Elle ne reconnaissait pas la tonalité de l’appel du matin. Cela la rassura un peu.
— Alors vous êtes malade ?
— Quoi ?
— On m’a dit que vous étiez malade ?
— Ça ne va pas recommencer, dit-elle en s’énervant. Je porte plainte, vous savez. Je ne plaisante pas.
— Mais vous n’avez pas eu d’opération bancaire depuis plus d’un mois sur votre compte. Vous savez, le protocole exige des opérations bancaires .
— Comment ça, le protocole exige ?
— C’est noté noir sur blanc dans le contrat.

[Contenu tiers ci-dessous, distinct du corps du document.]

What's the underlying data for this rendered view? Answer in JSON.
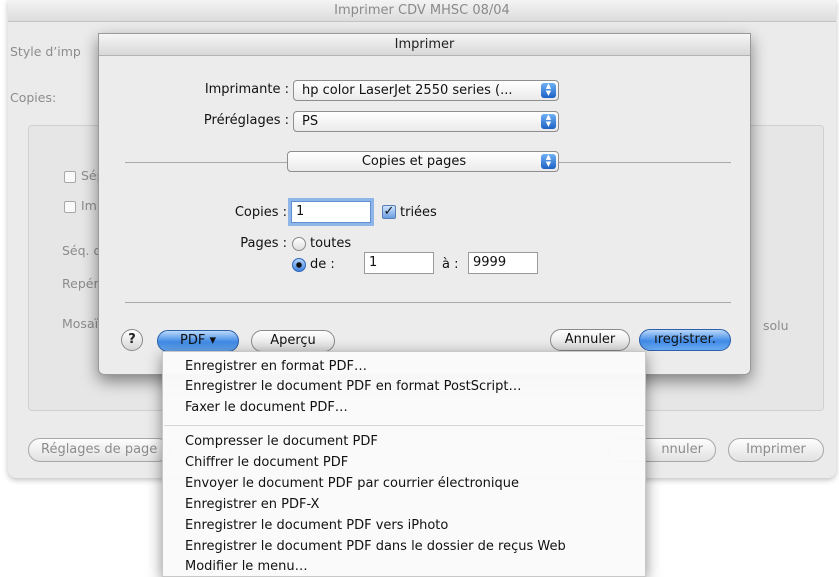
{
  "background_window": {
    "title": "Imprimer CDV MHSC 08/04",
    "style_label": "Style d’imp",
    "copies_label": "Copies:",
    "checkbox_1": "Sép",
    "checkbox_2": "Im",
    "seq_label": "Séq. d",
    "repere_label": "Repér",
    "mosaic_label": "Mosaï",
    "solu_fragment": "solu",
    "buttons": {
      "page_setup": "Réglages de page",
      "cancel": "nnuler",
      "print": "Imprimer"
    }
  },
  "dialog": {
    "title": "Imprimer",
    "printer_label": "Imprimante :",
    "printer_value": "hp color LaserJet 2550 series (...",
    "presets_label": "Préréglages :",
    "presets_value": "PS",
    "panel_value": "Copies et pages",
    "copies_label": "Copies :",
    "copies_value": "1",
    "collated_label": "triées",
    "collated_checked": true,
    "pages_label": "Pages :",
    "pages_all_label": "toutes",
    "pages_from_label": "de :",
    "pages_from_value": "1",
    "pages_to_label": "à :",
    "pages_to_value": "9999",
    "pages_mode": "range",
    "buttons": {
      "help": "?",
      "pdf": "PDF ▾",
      "preview": "Aperçu",
      "cancel": "Annuler",
      "save": "ıregistrer."
    }
  },
  "pdf_menu": {
    "group1": [
      "Enregistrer en format PDF…",
      "Enregistrer le document PDF en format PostScript…",
      "Faxer le document PDF…"
    ],
    "group2": [
      "Compresser le document PDF",
      "Chiffrer le document PDF",
      "Envoyer le document PDF par courrier électronique",
      "Enregistrer en PDF-X",
      "Enregistrer le document PDF vers iPhoto",
      "Enregistrer le document PDF dans le dossier de reçus Web",
      "Modifier le menu…"
    ]
  },
  "colors": {
    "accent_blue": "#3f8ae6",
    "window_bg": "#ececec",
    "focus_ring": "#8fb6e8"
  },
  "icons": {
    "popup_arrows": "up-down-arrows-icon",
    "help": "question-mark-icon",
    "checkbox_check": "checkmark-icon"
  }
}
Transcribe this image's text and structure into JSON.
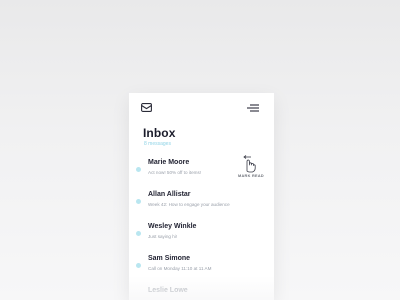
{
  "header": {
    "mail_icon": "mail-icon",
    "menu_icon": "hamburger-menu-icon",
    "title": "Inbox",
    "subtitle": "8 messages"
  },
  "colors": {
    "accent": "#8fd3e6",
    "unread_dot": "#b9e6f0",
    "title": "#1b1c2b"
  },
  "messages": [
    {
      "name": "Marie Moore",
      "preview": "Act now! 50% off to items!",
      "action_label": "MARK READ",
      "action_icon": "swipe-left-gesture-icon"
    },
    {
      "name": "Allan Allistar",
      "preview": "Week 42: How to engage your audience"
    },
    {
      "name": "Wesley Winkle",
      "preview": "Just saying hi!"
    },
    {
      "name": "Sam Simone",
      "preview": "Call on Monday 11:10 at 11 AM"
    },
    {
      "name": "Leslie Lowe",
      "preview": ""
    }
  ]
}
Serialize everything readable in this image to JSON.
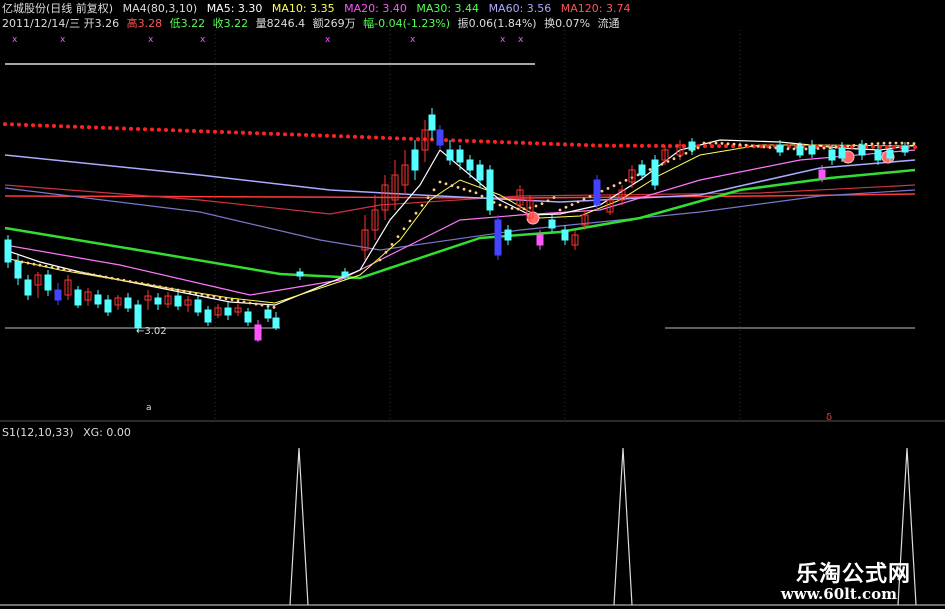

— Mais c’est absurde ! Je suis obligée de dépenser mon argent, c’est ça ?
— Oui.
— Mais j’étais malade, vous comprenez ? Malade. Bloquée chez moi, sans pouvoir bouger ! Comment voulez-vous que j’aille faire les magasins ? Et je ne suis pas du genre à acheter tout et n’importe quoi sur internet !
— Vous n’êtes pas sortie du tout durant toute votre convalescence ?
— Non, combien de fois vais-je vous le dire ? Et qu’est-ce que ça peut vous faire ?
— Moi, personnellement, rien. Mais…
— Mais quoi ?
— Vous auriez pu disparaître !
— Disparaître ? C’est quoi cette nouveauté ? Vous me demandez si je suis morte, si je suis malade, et si je n’ai pas l’intention de disparaître ?
— C’est le protocole.
— Eh bien non, dit-elle en s’énervant, je n’ai pas l’intention de disparaître. Je reste bien tranquillement chez moi, sans dépenser un centime, ça vous va ?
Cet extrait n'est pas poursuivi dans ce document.